2006-03-25 18:49:59 | 演劇
ラーメンズ DVDボックス :『雀』   ☆☆☆

 DVDボックス最後の一枚。最初の『お時間様』は、仕事でミスをした男が時間を戻してもらうために「お時間様」のところへやってくる話。まあまあ面白い。一番笑えるのはやっぱり「パチンコだいがく」の文字が入れ替わってどんどん変わっていったりする言葉遊びの部分である。やっぱり、こういうナンセンスな言語感覚はラーメンズの最大の武器の一つだと思う。

 『許して下さい』はぶすっとしている片桐の横で小林がひたすら機嫌を取ろうとする話。ほとんど小林の一人芝居だ。『ネイノーさん』は小林が「バカじゃねいのー」を連発するネイノーさんを演じるコントで、いつものパターンと違って片桐がまとも、小林が壊れている。小林の奇行連発で、得意の微妙な物まねもいくつか披露。まあ何と言うか、小林の女性ファンが「かわいー」と喜びそうなコントであるが、個人的にはそれほど面白くなかった。物まねの部分だけまあまあ面白い。
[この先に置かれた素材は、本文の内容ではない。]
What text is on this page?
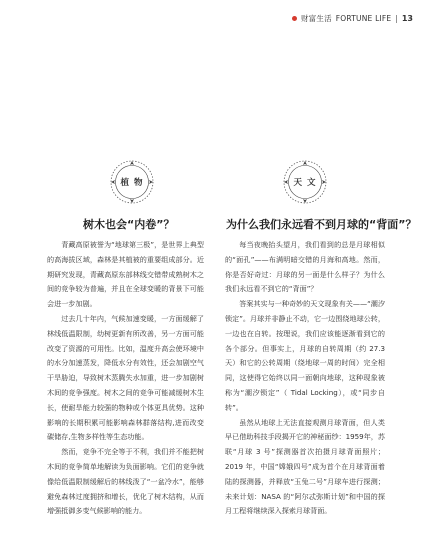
财富生活 FORTUNE LIFE | 13
植 物	天 文
树木也会“内卷”？	为什么我们永远看不到月球的“背面”？

青藏高原被誉为“地球第三极”，是世界上典型的高海拔区域，森林是其植被的重要组成部分。近期研究发现，青藏高原东部林线交错带成熟树木之间的竞争较为普遍，并且在全球变暖的背景下可能会进一步加剧。

过去几十年内，气候加速变暖，一方面缓解了林线低温限制，幼树更新有所改善，另一方面可能改变了资源的可用性。比如，温度升高会使环境中的水分加速蒸发，降低水分有效性，还会加剧空气干旱胁迫，导致树木蒸腾失水加重，进一步加剧树木间的竞争强度。树木之间的竞争可能减缓树木生长，使耐旱能力较强的物种或个体更具优势。这种影响的长期积累可能影响森林群落结构,进而改变碳储存,生物多样性等生态功能。

然而，竞争不完全等于不利，我们并不能把树木间的竞争简单地解读为负面影响。它们的竞争就像给低温限制缓解后的林线泼了“一盆冷水”，能够避免森林过度拥挤和增长，优化了树木结构，从而增强抵御多变气候影响的能力。

每当夜晚抬头望月，我们看到的总是月球相似的“面孔”——布满明暗交错的月海和高地。然而，你是否好奇过：月球的另一面是什么样子？为什么我们永远看不到它的“背面”？

答案其实与一种奇妙的天文现象有关——“潮汐锁定”。月球并非静止不动，它一边围绕地球公转，一边也在自转。按理说，我们应该能逐渐看到它的各个部分。但事实上，月球的自转周期（约 27.3 天）和它的公转周期（绕地球一周的时间）完全相同，这使得它始终以同一面朝向地球，这种现象被称为“潮汐锁定”（ Tidal Locking），或“同步自转”。

虽然从地球上无法直接观测月球背面，但人类早已借助科技手段揭开它的神秘面纱：1959年，苏联“月球 3 号”探测器首次拍摄月球背面照片；2019 年，中国“嫦娥四号”成为首个在月球背面着陆的探测器，并释放“玉兔二号”月球车进行探测；未来计划：NASA 的“阿尔忒弥斯计划”和中国的探月工程将继续深入探索月球背面。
 『男女の気持ち』は『select』に収録されているコントで、なかなか見ごたえがある。小林がキムタクの物まねをする。すごく似ているわけじゃないが、面白い。それから失恋する女の子を熱演して、歌を歌ったりする。これも笑える。

 という風に、小林がボケをかますコントが結構多いのがこの『雀』の特徴である。ラーメンズは小林が全部脚本を書いていること、片桐のキャラクターのインパクトが強いこともあり、小林が頭脳であり演出家、片桐がパフォーマー、という印象が強いが、その図式を壊そうとしたのかも知れない。

 『プレオープン』『人類創生』はSF的なコントで、設定はラーメンズらしいがあまり印象に残らなかった。最後の『雀』は、例によって演劇的なコントである。『器用で不器用な男と不器用で器用な男』と似たパターンで、奇人片桐が最初は強がっているがやがて哀愁を漂わせる。

 個人的な好みで言うと、このボックスに入っている『零の箱式』『椿』『鯨』『雀』の中ではこの『雀』が一番印象が薄かった。お薦め順に言うと、『椿』、『零の箱式』、『鯨』、『雀』となる。しかしまあ、どれもこれも凝っているというか、手を替え品を替えいろんなコントを作り出す工夫はすごいと思う。もう一つDVDボックスが出ていて、そちらも観てみたい気はするが、買うかどうかは分からない。とりあえずおなか一杯になった。